Photo: Reproduction of the Documenta Quinze Catalog, May 2022

The artists’ letter was supported by the documenta Selection Committee, made up of an international team of highly respected curators, including Amar Kanwar, Charles Esche, Elvira Dyangani Ose, Frances Morris, Gabi Ngcobo, Jochen Volz, Philippe Pirotte and Ute Meta. Bauer. The support note, which also opposed works being censored, was published in the show website. The group also pointed to the underlying issue: "We reject both the poison of anti-Semitism and its current instrumentalization, which is being done to deflect criticism of the 21st century State of Israel and its occupation of Palestinian territory."

As in all war tactics, the one used in this document sought to erase any discussion that pointed to its qualities. A lot of people, who didn't even see the show, started to say that there was no art in the show, as was read in low-level texts that circulated around. This is an obvious mistake for anyone who has been there.
First, because this lack of art debate is totally misguided. From the anthological show Live in your head: when attitudes become form, organized by Harald Szeemann in 1969, materiality is not a matter of fact, but life in the head is.
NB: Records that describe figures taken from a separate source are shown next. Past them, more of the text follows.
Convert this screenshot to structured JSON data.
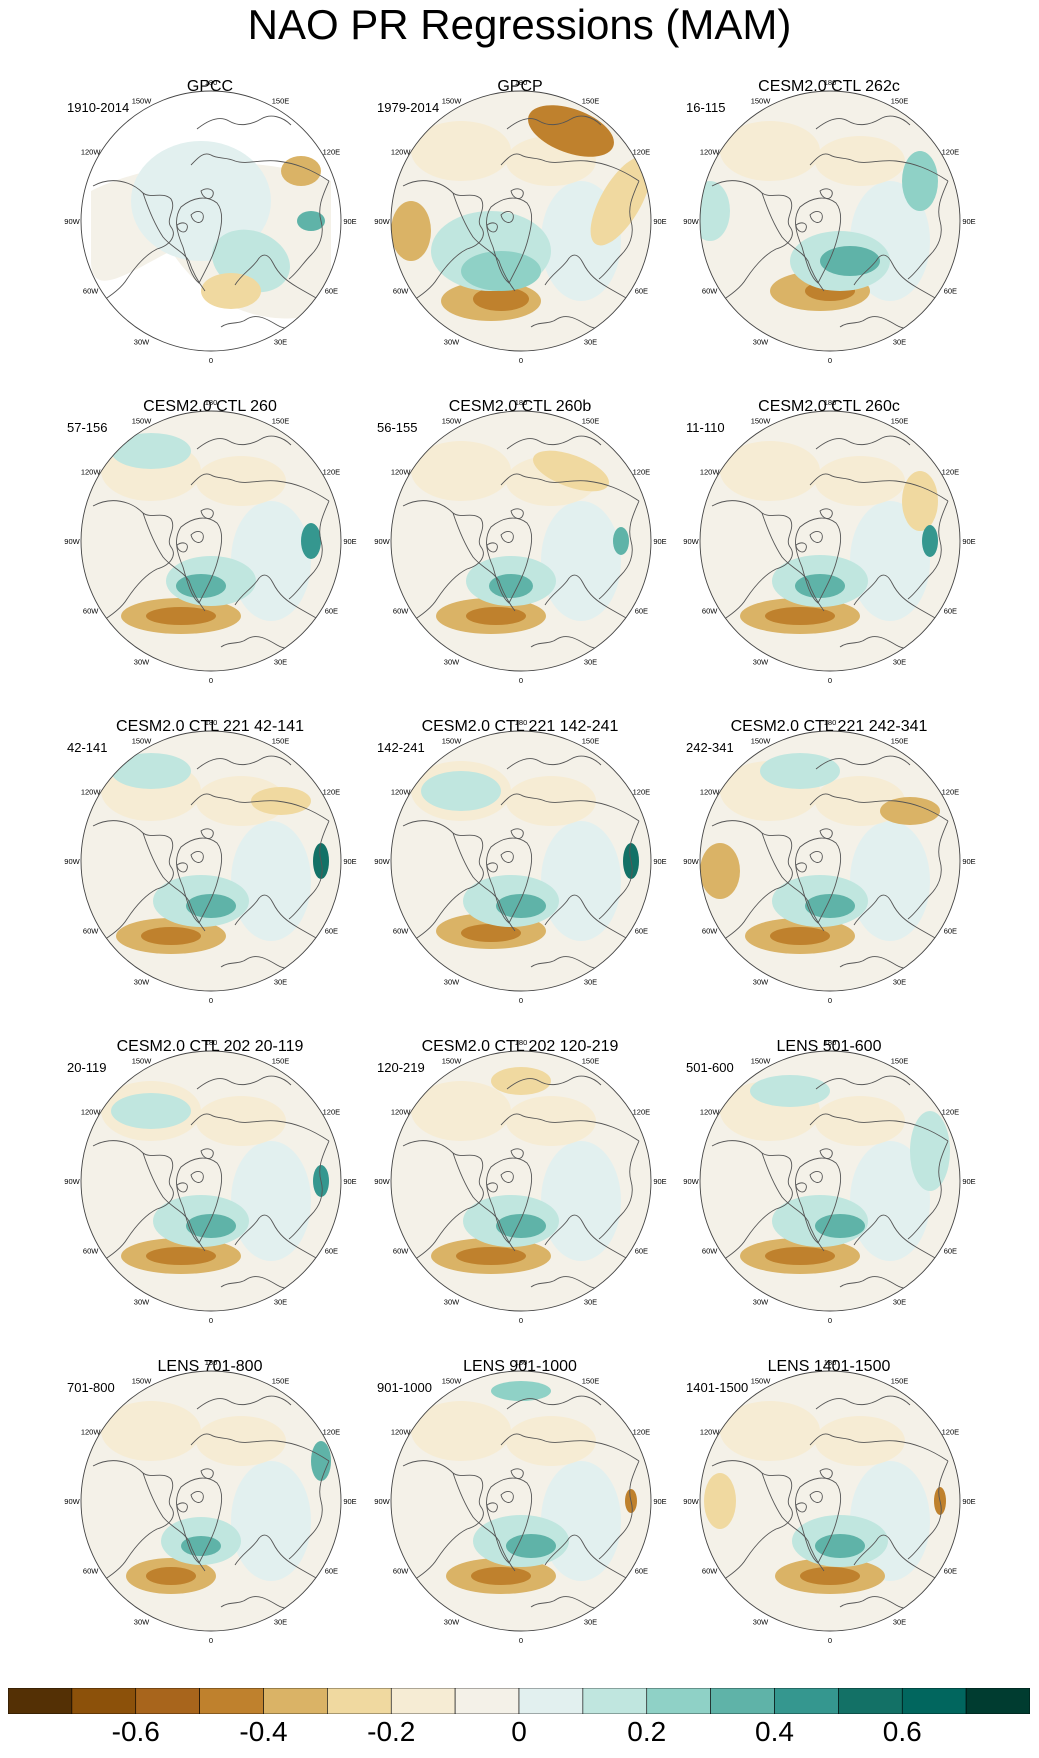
{
  "title": "NAO PR Regressions (MAM)",
  "panels": [
    {
      "title": "GPCC",
      "period": "1910-2014",
      "land_only": true
    },
    {
      "title": "GPCP",
      "period": "1979-2014"
    },
    {
      "title": "CESM2.0 CTL 262c",
      "period": "16-115"
    },
    {
      "title": "CESM2.0 CTL 260",
      "period": "57-156"
    },
    {
      "title": "CESM2.0 CTL 260b",
      "period": "56-155"
    },
    {
      "title": "CESM2.0 CTL 260c",
      "period": "11-110"
    },
    {
      "title": "CESM2.0 CTL 221 42-141",
      "period": "42-141"
    },
    {
      "title": "CESM2.0 CTL 221 142-241",
      "period": "142-241"
    },
    {
      "title": "CESM2.0 CTL 221 242-341",
      "period": "242-341"
    },
    {
      "title": "CESM2.0 CTL 202 20-119",
      "period": "20-119"
    },
    {
      "title": "CESM2.0 CTL 202 120-219",
      "period": "120-219"
    },
    {
      "title": "LENS 501-600",
      "period": "501-600"
    },
    {
      "title": "LENS 701-800",
      "period": "701-800"
    },
    {
      "title": "LENS 901-1000",
      "period": "901-1000"
    },
    {
      "title": "LENS 1401-1500",
      "period": "1401-1500"
    }
  ],
  "lon_labels": {
    "top": "180",
    "bottom": "0",
    "upper_left": "150W",
    "upper_right": "150E",
    "mid_upper_left": "120W",
    "mid_upper_right": "120E",
    "left": "90W",
    "right": "90E",
    "mid_lower_left": "60W",
    "mid_lower_right": "60E",
    "lower_left": "30W",
    "lower_right": "30E"
  },
  "colorbar": {
    "colors": [
      "#543005",
      "#8c510a",
      "#a8651c",
      "#bf812d",
      "#dab366",
      "#f0d9a0",
      "#f6ecd4",
      "#f4f1e8",
      "#e2f0ef",
      "#c0e6df",
      "#8fd1c6",
      "#5fb3a8",
      "#35978f",
      "#137166",
      "#01665e",
      "#003c30"
    ],
    "tick_labels": [
      "-0.6",
      "-0.4",
      "-0.2",
      "0",
      "0.2",
      "0.4",
      "0.6"
    ],
    "tick_values": [
      -0.6,
      -0.4,
      -0.2,
      0,
      0.2,
      0.4,
      0.6
    ]
  }
}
And, in that sense, the show had a vitality like few I've seen.

This edition of documenta deserves to be celebrated as one of its most complex editions, which had the courage to solemnly ignore the art market, which gave visibility to an immense number of little-known artists, especially from the global south, and who created, with the lumbung, a new key to thinking about contemporary art.

Not coincidentally, curator Charles Esche points out that this edition will be remembered as one of the first exhibitions of the 21st century that “accepts that capitalism has simply become destructive and does not try to reform it”. He adds: “It points out how life can survive and thrive in the face of the hostility of a catastrophic world economic and social system.”